Mercedes-Benz (MB) and Bosch’s joint project to develop urban automated driving has entered a new stage with the launch of a pilot app-based ride-hailing service using automated Mercedes S-Class vehicles in the city of San José in California.
Initially available to a select group of users and monitored by a safety driver, the self-driving cars will shuttle between West San José and downtown, along the San Carlos Street and Stevens Creek Boulevard thoroughfares. The service will. They will use an app developed by Daimler Mobility AG to book a journey by the automated S-Class vehicles from a defined pick-up point to their destination. MB and Bosch hope this trial will provide valuable insights into the further development of their SAE Level 4/5 automated driving system. The partners also expect to gain further insights into how self-driving cars can be integrated into an intermodal mobility system that also includes public transportation and car-sharing.
In mid-2017, San José was the first city in the USA to invite private companies to carry out field tests of automated driving and analyse the growing challenges in road traffic. Especially in congested city traffic, self-driving cars’ permanent 360-degree surround sensing can potentially enhance safety, and their smooth driving style can improve traffic flow. From August through November this year, representatives of the project joined staff from the City of San José to discuss the pilot with several community organizations, looking at its goals, the vehicles’ technology, the layers of safety redundancy built into the scheme, and suggestions for future use cases.
MB and Bosch have been working together on solutions for automated driving in cities, including the software for vehicle management, for the last two and a half years. Engineers from both companies work desk-to-desk on the project, with one part of the team based in Sunnyvale, California, and the other in the Stuttgart area of Germany. MB’s role is to make the jointly-developed driving system ready for installation in the vehicle, and to provide the necessary test bays, and trial fleets. For its part, Bosch develops and manufactures the components for urban automated driving that the alliance has identified, such as sensors, control units, and steering and brake control systems.

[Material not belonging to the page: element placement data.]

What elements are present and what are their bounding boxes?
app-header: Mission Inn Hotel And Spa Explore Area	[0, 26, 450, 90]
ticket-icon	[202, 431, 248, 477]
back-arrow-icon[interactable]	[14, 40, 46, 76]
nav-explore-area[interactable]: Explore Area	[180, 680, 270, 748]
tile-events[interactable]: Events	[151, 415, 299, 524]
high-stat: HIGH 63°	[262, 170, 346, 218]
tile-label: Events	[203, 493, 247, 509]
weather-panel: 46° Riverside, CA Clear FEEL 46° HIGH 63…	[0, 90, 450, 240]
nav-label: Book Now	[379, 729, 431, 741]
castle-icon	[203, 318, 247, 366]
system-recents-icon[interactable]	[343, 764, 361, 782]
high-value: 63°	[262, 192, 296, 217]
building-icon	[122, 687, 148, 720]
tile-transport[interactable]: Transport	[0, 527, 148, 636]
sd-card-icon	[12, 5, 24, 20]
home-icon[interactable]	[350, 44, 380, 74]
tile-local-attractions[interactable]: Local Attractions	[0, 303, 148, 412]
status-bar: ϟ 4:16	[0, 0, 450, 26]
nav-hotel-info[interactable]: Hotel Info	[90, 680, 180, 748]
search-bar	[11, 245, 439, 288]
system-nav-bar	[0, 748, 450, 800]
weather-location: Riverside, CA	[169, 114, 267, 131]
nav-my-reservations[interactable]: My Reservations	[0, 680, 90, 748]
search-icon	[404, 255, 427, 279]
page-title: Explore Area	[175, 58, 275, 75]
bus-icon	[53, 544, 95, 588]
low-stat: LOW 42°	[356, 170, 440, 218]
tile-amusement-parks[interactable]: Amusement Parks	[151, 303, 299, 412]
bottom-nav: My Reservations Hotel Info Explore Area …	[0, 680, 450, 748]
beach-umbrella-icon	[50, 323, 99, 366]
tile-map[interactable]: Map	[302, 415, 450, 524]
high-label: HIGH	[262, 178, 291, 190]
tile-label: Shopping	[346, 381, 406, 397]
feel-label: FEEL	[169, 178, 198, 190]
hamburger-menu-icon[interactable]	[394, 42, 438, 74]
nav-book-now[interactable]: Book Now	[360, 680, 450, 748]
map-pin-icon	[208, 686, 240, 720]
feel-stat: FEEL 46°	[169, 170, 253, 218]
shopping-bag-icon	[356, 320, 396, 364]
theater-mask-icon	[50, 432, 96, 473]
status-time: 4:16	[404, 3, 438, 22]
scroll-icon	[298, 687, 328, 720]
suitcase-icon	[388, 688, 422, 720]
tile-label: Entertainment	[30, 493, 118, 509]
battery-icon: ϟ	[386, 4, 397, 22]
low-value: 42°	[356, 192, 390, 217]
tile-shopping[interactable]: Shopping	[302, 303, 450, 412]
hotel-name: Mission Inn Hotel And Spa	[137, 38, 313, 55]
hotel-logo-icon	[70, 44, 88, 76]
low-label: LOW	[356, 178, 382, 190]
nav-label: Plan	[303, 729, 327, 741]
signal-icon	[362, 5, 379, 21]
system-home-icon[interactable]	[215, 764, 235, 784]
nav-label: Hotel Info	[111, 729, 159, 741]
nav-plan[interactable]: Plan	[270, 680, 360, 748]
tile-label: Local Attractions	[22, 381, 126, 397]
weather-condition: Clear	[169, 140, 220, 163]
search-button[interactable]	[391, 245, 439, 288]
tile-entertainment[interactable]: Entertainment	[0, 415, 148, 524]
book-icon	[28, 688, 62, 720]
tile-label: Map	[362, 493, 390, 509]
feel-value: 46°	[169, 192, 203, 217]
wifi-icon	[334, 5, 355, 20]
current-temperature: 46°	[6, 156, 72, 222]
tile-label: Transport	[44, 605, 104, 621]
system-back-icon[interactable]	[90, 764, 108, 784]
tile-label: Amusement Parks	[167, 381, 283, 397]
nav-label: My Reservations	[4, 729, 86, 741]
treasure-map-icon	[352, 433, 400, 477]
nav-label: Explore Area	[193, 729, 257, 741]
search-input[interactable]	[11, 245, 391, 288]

Bosch and MB have taken a further partner on board specifically for the automated ride-hailing service pilot project. Daimler Mobility AG is developing and testing a fleet platform to accompany the pilot’s operation phase, which allows potential ride-hailing partners to seamlessly integrate self-driving Mercedes vehicles into their service portfolio. The platform manages both self-driving and conventional vehicles, including operation and maintenance. An app-based mobility service for conventionally driven Mercedes vehicles went into operation in the San Francisco Bay Area in the autumn, with an identical service also available in the German capital of Berlin.
“We want to know more about how automated vehicles can help improve safety and reduce congestion, as well as make mobility more available, sustainable, and inclusive,” said Dolan Beckel, San José’s director of civic innovation and digital strategy. “The Mercedes and Bosch project ties in with our extensive ‘smart city’ objectives. It will also help us develop guidelines for dealing with new technologies and prepare for the traffic system of the future.”